People ask if we get tired of each other, but that’s never happened and we’ve worked together for 33 years. So many people can’t relate to each other’s work. Maybe it helps that our work is often based around happy people getting married! Recently, we had a 92-year-old man come in with his girlfriend who is in her 80s and they were so in love.”
“I think marriage is better as you get older. You get to know your partner’s idiosyncrasies,” adds Jerry. “I like Teddie more now than when I met her.”
An ExpertWeighs In
“These couples support, respect and trust one another. They’ve made it; they’re the experts!” says Nancy Storch, LMFT, (licensed marriage and family therapist) of Storch & Associates, PA, in Ocala, who has been practicing since 1992.
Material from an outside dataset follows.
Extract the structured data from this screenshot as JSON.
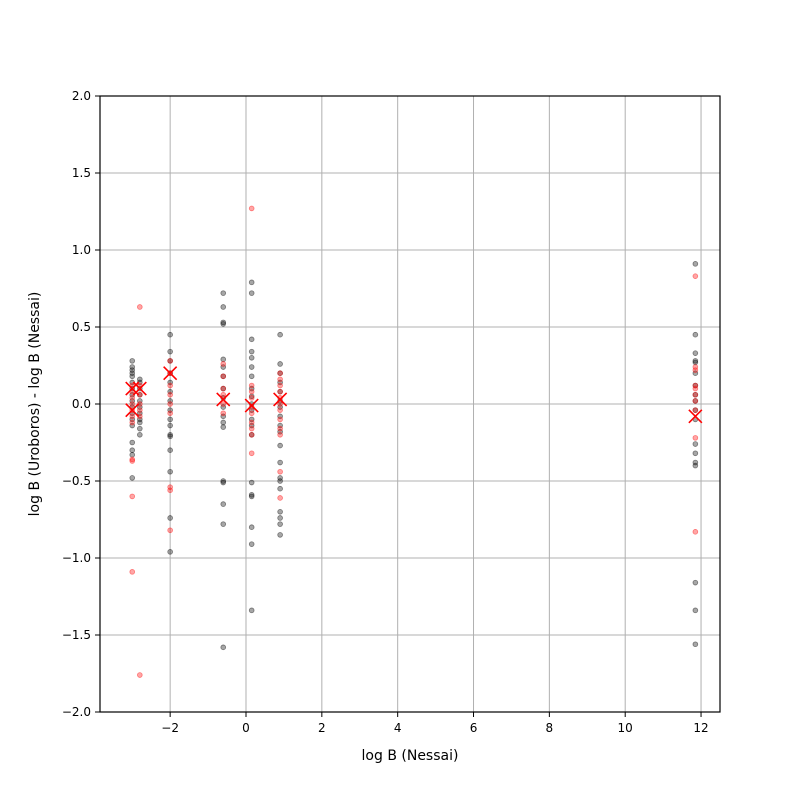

Storch says having common core values is crucial for a lasting marriage.
“Core values vary from couple to couple, and some are non-negotiable. You have to know what qualities you want in a partner, and you can’t go into a marriage expecting your partner to change a core value.”
Many couples choose to “try marriage” by living together, but Storch says this isn’t necessarily wise.
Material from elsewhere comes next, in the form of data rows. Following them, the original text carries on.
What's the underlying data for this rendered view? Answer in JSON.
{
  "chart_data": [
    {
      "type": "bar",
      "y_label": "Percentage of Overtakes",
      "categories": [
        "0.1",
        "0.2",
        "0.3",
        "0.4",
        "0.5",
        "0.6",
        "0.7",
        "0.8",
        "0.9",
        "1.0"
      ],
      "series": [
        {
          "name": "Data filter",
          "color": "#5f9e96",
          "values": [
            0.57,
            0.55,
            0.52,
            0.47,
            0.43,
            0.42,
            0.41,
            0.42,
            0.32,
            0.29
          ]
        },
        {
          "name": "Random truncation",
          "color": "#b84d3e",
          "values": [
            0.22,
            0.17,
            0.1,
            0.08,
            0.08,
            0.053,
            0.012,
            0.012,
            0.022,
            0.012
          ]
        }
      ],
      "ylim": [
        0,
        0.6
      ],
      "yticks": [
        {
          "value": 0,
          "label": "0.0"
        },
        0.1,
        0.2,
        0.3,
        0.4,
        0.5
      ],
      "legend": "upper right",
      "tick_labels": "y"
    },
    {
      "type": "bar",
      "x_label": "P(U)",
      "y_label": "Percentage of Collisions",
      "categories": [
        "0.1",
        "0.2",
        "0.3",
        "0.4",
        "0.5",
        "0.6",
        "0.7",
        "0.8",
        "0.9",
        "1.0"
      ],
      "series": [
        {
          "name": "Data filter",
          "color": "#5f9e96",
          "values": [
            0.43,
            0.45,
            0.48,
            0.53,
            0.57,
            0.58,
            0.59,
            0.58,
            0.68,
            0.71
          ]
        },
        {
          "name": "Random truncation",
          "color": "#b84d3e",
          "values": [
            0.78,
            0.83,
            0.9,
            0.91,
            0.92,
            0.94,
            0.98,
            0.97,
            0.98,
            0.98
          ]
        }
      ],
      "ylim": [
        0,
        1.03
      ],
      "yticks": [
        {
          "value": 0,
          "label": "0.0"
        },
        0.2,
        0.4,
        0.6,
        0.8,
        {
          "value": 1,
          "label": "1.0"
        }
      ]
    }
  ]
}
“Courtship tells it all. That spark in courtship is what you want to carry throughout a marriage, but most people are too much in a hurry to take a couple years to really get to know someone,” she notes. “Many couples move in together just to have a better lifestyle financially. Dating someone and seeing them every day would be better than moving in and being financially connected with someone you may not even want to talk to in six months. If you love someone and take time to learn about each other, you’ll have a stronger basis for the relationship.”
Her recommendation for a successful marriage?
“You need friendship with a partner who has the same core values and similar beliefs. Practice communication—not just talking—but listening and coming back together and developing a plan,” advises Storch. “And no matter how busy you are, make it a priority to have time together just as a couple.”